Już niebawem w Sądzie Rejonowym w Zgierzu odbędzie się rozprawa dotycząca nabycia spadku po Krzysztofie Krawczyku. Sąd ponownie zbada testament i określi jego ważność, a także przesłucha nowych świadków. Na liście znajdują się, m.in. Bożena i Marian Lichtmanowie, Krzysztof Cwynar i jego manager Zbigniew Rabiński. Kluczowym świadkiem może być także zaufany kierowca i osobisty asystent Krzysztofa Krawczyka, Robert Urbańczyk, który przepracował z nim 20 lat i zajmował się artystą do samego końca.
W sumie w obecnie w batalię jest zaangażowanych ok. 20 osób!
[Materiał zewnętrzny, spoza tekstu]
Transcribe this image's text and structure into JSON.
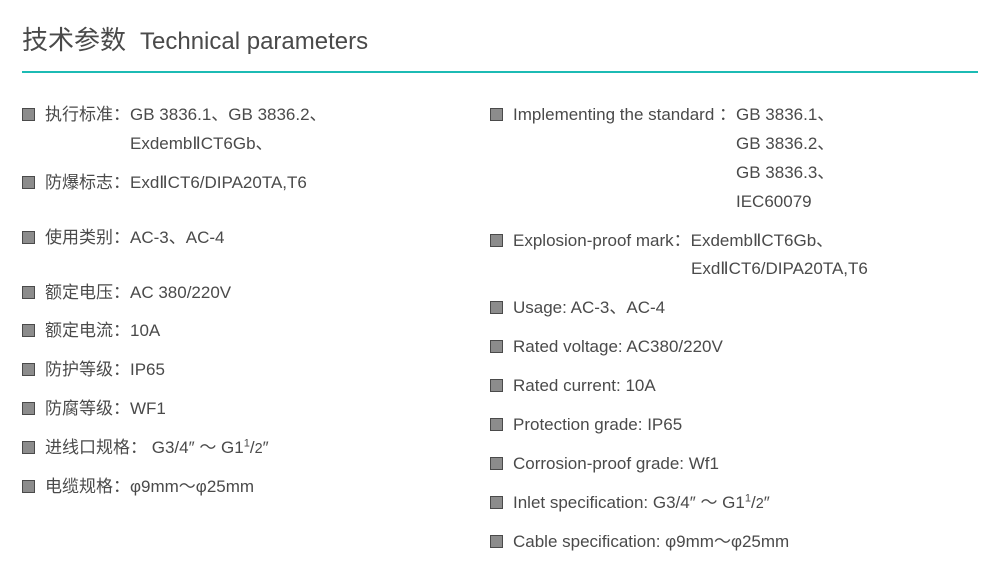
{
  "styling": {
    "text_color": "#4a4a4a",
    "bullet_fill": "#8c8c8c",
    "bullet_border": "#4a4a4a",
    "divider_color": "#1cbbb4",
    "header_cn_fontsize": 26,
    "header_en_fontsize": 24,
    "body_fontsize": 17,
    "bullet_size": 13,
    "background_color": "#ffffff"
  },
  "header": {
    "title_cn": "技术参数",
    "title_en": "Technical parameters"
  },
  "left": [
    {
      "label": "执行标准：",
      "lines": [
        "GB 3836.1、GB 3836.2、",
        "ExdembⅡCT6Gb、"
      ]
    },
    {
      "label": "防爆标志：",
      "lines": [
        "ExdⅡCT6/DIPA20TA,T6"
      ]
    },
    {
      "label": "使用类别：",
      "lines": [
        "AC-3、AC-4"
      ]
    },
    {
      "label": "额定电压：",
      "lines": [
        "AC 380/220V"
      ]
    },
    {
      "label": "额定电流：",
      "lines": [
        "10A"
      ]
    },
    {
      "label": "防护等级：",
      "lines": [
        "IP65"
      ]
    },
    {
      "label": "防腐等级：",
      "lines": [
        "WF1"
      ]
    },
    {
      "label": "进线口规格：",
      "lines": [
        " G3/4″ ～ G1¹/2″"
      ]
    },
    {
      "label": "电缆规格：",
      "lines": [
        "φ9mm～φ25mm"
      ]
    }
  ],
  "right": [
    {
      "label": "Implementing the standard ：",
      "lines": [
        "GB 3836.1、",
        "GB 3836.2、",
        "GB 3836.3、",
        "IEC60079"
      ]
    },
    {
      "label": "Explosion-proof mark：",
      "lines": [
        "ExdembⅡCT6Gb、",
        "ExdⅡCT6/DIPA20TA,T6"
      ]
    },
    {
      "label": "Usage: ",
      "lines": [
        "AC-3、AC-4"
      ]
    },
    {
      "label": "Rated voltage: ",
      "lines": [
        "AC380/220V"
      ]
    },
    {
      "label": "Rated current: ",
      "lines": [
        "10A"
      ]
    },
    {
      "label": "Protection grade: ",
      "lines": [
        "IP65"
      ]
    },
    {
      "label": "Corrosion-proof grade: ",
      "lines": [
        "Wf1"
      ]
    },
    {
      "label": "Inlet specification: ",
      "lines": [
        "G3/4″ ～ G1¹/2″"
      ]
    },
    {
      "label": "Cable specification: ",
      "lines": [
        "φ9mm～φ25mm"
      ]
    }
  ],
  "left_spacing_breaks": [
    1,
    2
  ],
  "right_spacing_breaks": []
}
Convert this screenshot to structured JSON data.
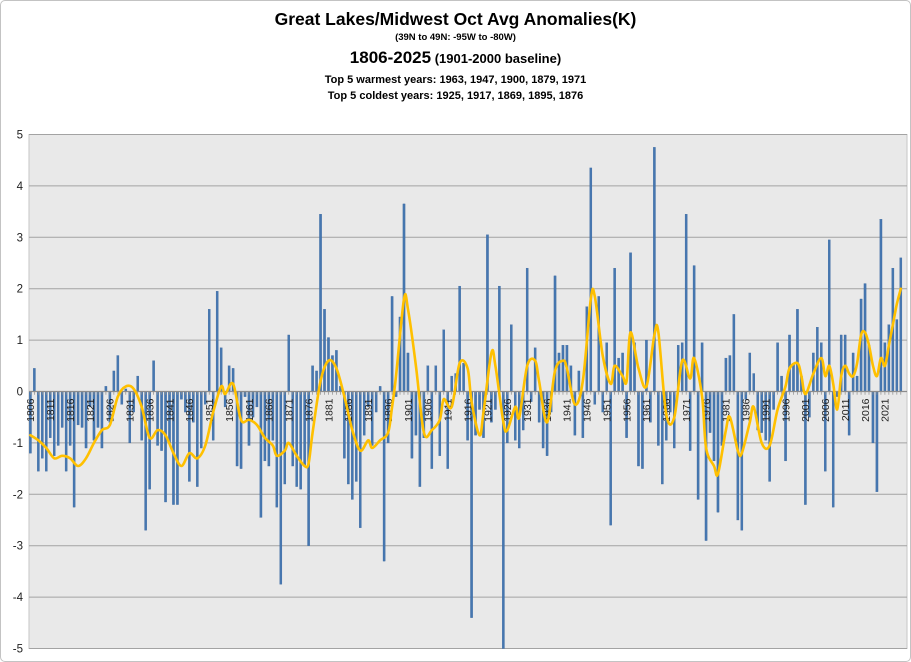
{
  "header": {
    "title": "Great Lakes/Midwest Oct Avg Anomalies(K)",
    "region": "(39N to 49N: -95W  to  -80W)",
    "period": "1806-2025",
    "baseline": " (1901-2000 baseline)",
    "warmest": "Top 5 warmest years: 1963,  1947,  1900,  1879,  1971",
    "coldest": "Top 5 coldest years: 1925,  1917,  1869,  1895,  1876"
  },
  "chart_data": {
    "type": "bar",
    "title": "Great Lakes/Midwest Oct Avg Anomalies(K)",
    "subtitle": "(39N to 49N: -95W to -80W)",
    "period_label": "1806-2025 (1901-2000 baseline)",
    "annotations": [
      "Top 5 warmest years: 1963, 1947, 1900, 1879, 1971",
      "Top 5 coldest years: 1925, 1917, 1869, 1895, 1876"
    ],
    "xlabel": "",
    "ylabel": "",
    "ylim": [
      -5,
      5
    ],
    "y_ticks": [
      5,
      4,
      3,
      2,
      1,
      0,
      -1,
      -2,
      -3,
      -4,
      -5
    ],
    "x_tick_years": [
      1806,
      1811,
      1816,
      1821,
      1826,
      1831,
      1836,
      1841,
      1846,
      1851,
      1856,
      1861,
      1866,
      1871,
      1876,
      1881,
      1886,
      1891,
      1896,
      1901,
      1906,
      1911,
      1916,
      1921,
      1926,
      1931,
      1936,
      1941,
      1946,
      1951,
      1956,
      1961,
      1966,
      1971,
      1976,
      1981,
      1986,
      1991,
      1996,
      2001,
      2006,
      2011,
      2016,
      2021
    ],
    "grid": true,
    "legend_position": "none",
    "bar_color": "#4677b0",
    "bar_edge_color": "#32619b",
    "line_color": "#ffc000",
    "plot_bg": "#e9e9e9",
    "grid_color": "#a3a3a3",
    "axis_color": "#8c8c8c",
    "tick_label_color": "#1f1f1f",
    "start_year": 1806,
    "end_year": 2025,
    "series": [
      {
        "name": "annual-oct-anomaly-K",
        "type": "bar",
        "start_year": 1806,
        "values": [
          -1.2,
          0.45,
          -1.55,
          -1.3,
          -1.55,
          -0.9,
          -1.25,
          -1.05,
          -0.7,
          -1.55,
          -1.05,
          -2.25,
          -0.65,
          -0.7,
          -1.1,
          -0.3,
          -0.95,
          -0.7,
          -1.1,
          0.1,
          -0.6,
          0.4,
          0.7,
          -0.25,
          0.05,
          -1.0,
          -0.4,
          0.3,
          -0.95,
          -2.7,
          -1.9,
          0.6,
          -1.05,
          -1.15,
          -2.15,
          -1.0,
          -2.2,
          -2.2,
          -0.15,
          -0.4,
          -1.75,
          -0.6,
          -1.85,
          -1.1,
          -0.25,
          1.6,
          -0.95,
          1.95,
          0.85,
          -0.3,
          0.5,
          0.45,
          -1.45,
          -1.5,
          -0.1,
          -1.05,
          -0.5,
          -0.3,
          -2.45,
          -1.35,
          -1.45,
          -0.95,
          -2.25,
          -3.75,
          -1.8,
          1.1,
          -1.45,
          -1.85,
          -1.9,
          -1.45,
          -3.0,
          0.5,
          0.4,
          3.45,
          1.6,
          1.05,
          0.7,
          0.8,
          0.1,
          -1.3,
          -1.8,
          -2.1,
          -1.75,
          -2.65,
          -0.85,
          -0.3,
          -1.05,
          -0.4,
          0.1,
          -3.3,
          -1.0,
          1.85,
          -0.1,
          1.45,
          3.65,
          0.75,
          -1.3,
          -0.85,
          -1.85,
          -0.9,
          0.5,
          -1.5,
          0.5,
          -1.25,
          1.2,
          -1.5,
          0.3,
          0.35,
          2.05,
          0.55,
          -0.95,
          -4.4,
          -0.85,
          -0.35,
          -0.9,
          3.05,
          -0.6,
          -0.35,
          2.05,
          -5.0,
          -1.0,
          1.3,
          -0.95,
          -1.1,
          -0.75,
          2.4,
          -0.2,
          0.85,
          -0.6,
          -1.1,
          -1.25,
          -0.4,
          2.25,
          0.75,
          0.9,
          0.9,
          0.5,
          -0.85,
          0.4,
          -0.9,
          1.65,
          4.35,
          -0.25,
          1.85,
          -0.4,
          0.95,
          -2.6,
          2.4,
          0.65,
          0.75,
          -0.9,
          2.7,
          0.95,
          -1.45,
          -1.5,
          1.0,
          -0.6,
          4.75,
          -1.05,
          -1.8,
          -0.95,
          -0.4,
          -1.1,
          0.9,
          0.95,
          3.45,
          -1.15,
          2.45,
          -2.1,
          0.95,
          -2.9,
          -0.8,
          -1.35,
          -2.35,
          -1.05,
          0.65,
          0.7,
          1.5,
          -2.5,
          -2.7,
          -0.15,
          0.75,
          0.35,
          -0.75,
          -0.8,
          -0.95,
          -1.75,
          -0.35,
          0.95,
          0.3,
          -1.35,
          1.1,
          0.55,
          1.6,
          0.3,
          -2.2,
          -0.5,
          0.75,
          1.25,
          0.95,
          -1.55,
          2.95,
          -2.25,
          -0.1,
          1.1,
          1.1,
          -0.85,
          0.75,
          0.3,
          1.8,
          2.1,
          0.9,
          -1.0,
          -1.95,
          3.35,
          0.95,
          1.3,
          2.4,
          1.4,
          2.6
        ]
      },
      {
        "name": "smoothed-overlay",
        "type": "line",
        "points": [
          [
            1806,
            -0.85
          ],
          [
            1808,
            -0.95
          ],
          [
            1810,
            -1.1
          ],
          [
            1812,
            -1.3
          ],
          [
            1814,
            -1.25
          ],
          [
            1816,
            -1.3
          ],
          [
            1818,
            -1.45
          ],
          [
            1820,
            -1.3
          ],
          [
            1822,
            -1.0
          ],
          [
            1824,
            -0.75
          ],
          [
            1826,
            -0.65
          ],
          [
            1828,
            -0.1
          ],
          [
            1830,
            0.1
          ],
          [
            1832,
            0.05
          ],
          [
            1834,
            -0.3
          ],
          [
            1836,
            -0.9
          ],
          [
            1838,
            -0.75
          ],
          [
            1840,
            -0.85
          ],
          [
            1842,
            -1.2
          ],
          [
            1844,
            -1.45
          ],
          [
            1846,
            -1.2
          ],
          [
            1848,
            -1.3
          ],
          [
            1850,
            -1.05
          ],
          [
            1852,
            -0.4
          ],
          [
            1854,
            0.1
          ],
          [
            1855,
            -0.05
          ],
          [
            1857,
            0.15
          ],
          [
            1859,
            -0.55
          ],
          [
            1861,
            -0.55
          ],
          [
            1863,
            -0.65
          ],
          [
            1865,
            -0.9
          ],
          [
            1867,
            -1.05
          ],
          [
            1868,
            -1.25
          ],
          [
            1870,
            -1.15
          ],
          [
            1871,
            -1.0
          ],
          [
            1873,
            -1.25
          ],
          [
            1875,
            -1.45
          ],
          [
            1876,
            -1.4
          ],
          [
            1877,
            -0.8
          ],
          [
            1879,
            0.2
          ],
          [
            1881,
            0.6
          ],
          [
            1883,
            0.45
          ],
          [
            1885,
            -0.1
          ],
          [
            1887,
            -0.75
          ],
          [
            1889,
            -1.15
          ],
          [
            1891,
            -0.95
          ],
          [
            1892,
            -1.1
          ],
          [
            1894,
            -0.95
          ],
          [
            1896,
            -0.8
          ],
          [
            1897,
            -0.3
          ],
          [
            1898,
            0.3
          ],
          [
            1900,
            1.8
          ],
          [
            1901,
            1.6
          ],
          [
            1903,
            0.5
          ],
          [
            1905,
            -0.8
          ],
          [
            1907,
            -0.75
          ],
          [
            1909,
            -0.55
          ],
          [
            1910,
            -0.15
          ],
          [
            1912,
            -0.3
          ],
          [
            1914,
            0.55
          ],
          [
            1916,
            0.45
          ],
          [
            1917,
            -0.2
          ],
          [
            1919,
            -0.85
          ],
          [
            1920,
            -0.4
          ],
          [
            1922,
            0.75
          ],
          [
            1923,
            0.5
          ],
          [
            1925,
            -0.6
          ],
          [
            1926,
            -0.75
          ],
          [
            1928,
            -0.3
          ],
          [
            1929,
            -0.5
          ],
          [
            1931,
            0.5
          ],
          [
            1933,
            0.6
          ],
          [
            1934,
            0.2
          ],
          [
            1936,
            -0.6
          ],
          [
            1938,
            0.4
          ],
          [
            1940,
            0.6
          ],
          [
            1941,
            0.45
          ],
          [
            1943,
            -0.25
          ],
          [
            1945,
            0.2
          ],
          [
            1947,
            1.8
          ],
          [
            1948,
            1.85
          ],
          [
            1950,
            0.7
          ],
          [
            1952,
            0.15
          ],
          [
            1953,
            0.5
          ],
          [
            1955,
            0.3
          ],
          [
            1956,
            0.2
          ],
          [
            1957,
            1.15
          ],
          [
            1959,
            0.45
          ],
          [
            1961,
            0.1
          ],
          [
            1963,
            1.1
          ],
          [
            1964,
            1.15
          ],
          [
            1966,
            -0.45
          ],
          [
            1968,
            -0.5
          ],
          [
            1970,
            0.6
          ],
          [
            1972,
            0.25
          ],
          [
            1973,
            0.65
          ],
          [
            1975,
            -0.1
          ],
          [
            1976,
            -1.1
          ],
          [
            1978,
            -1.45
          ],
          [
            1979,
            -1.6
          ],
          [
            1981,
            -0.75
          ],
          [
            1982,
            -0.5
          ],
          [
            1984,
            -1.15
          ],
          [
            1985,
            -1.2
          ],
          [
            1987,
            -0.6
          ],
          [
            1988,
            -0.3
          ],
          [
            1990,
            -1.0
          ],
          [
            1992,
            -1.05
          ],
          [
            1994,
            -0.35
          ],
          [
            1996,
            0.1
          ],
          [
            1997,
            0.45
          ],
          [
            1999,
            0.55
          ],
          [
            2000,
            0.3
          ],
          [
            2001,
            -0.05
          ],
          [
            2003,
            0.35
          ],
          [
            2005,
            0.65
          ],
          [
            2006,
            0.3
          ],
          [
            2007,
            0.5
          ],
          [
            2008,
            0.15
          ],
          [
            2009,
            -0.35
          ],
          [
            2010,
            0.3
          ],
          [
            2011,
            0.5
          ],
          [
            2012,
            0.35
          ],
          [
            2013,
            0.3
          ],
          [
            2014,
            0.55
          ],
          [
            2015,
            1.1
          ],
          [
            2016,
            1.15
          ],
          [
            2017,
            0.9
          ],
          [
            2018,
            0.5
          ],
          [
            2019,
            0.3
          ],
          [
            2020,
            0.65
          ],
          [
            2021,
            0.5
          ],
          [
            2022,
            0.9
          ],
          [
            2023,
            1.3
          ],
          [
            2024,
            1.7
          ],
          [
            2025,
            2.0
          ]
        ]
      }
    ]
  }
}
Sąd będzie musiał zbadać szczegółowo, w jakich okolicznościach i w jakim stanie Krzysztof Krawczyk zmienił testament. Napływają już kolejne dokumenty ze szpitali, w których leczył się artysta. Po tym, jak Ewa Krawczyk stwierdziła w książce o mężu, że od 20 lat cierpiał na alzheimera i parkinsona, sąd musi sprawdzić, czy artysta był w pełni władz umysłowych, podpisując testament. Powołano też biegłego psychiatrę, który przeanalizuje dokumenty. Tego wszystkiego domaga się prawniczka Krawczyka Juniora.
Majątek pozostawiony przez artystę szacuje się na ok. 3 mln zł.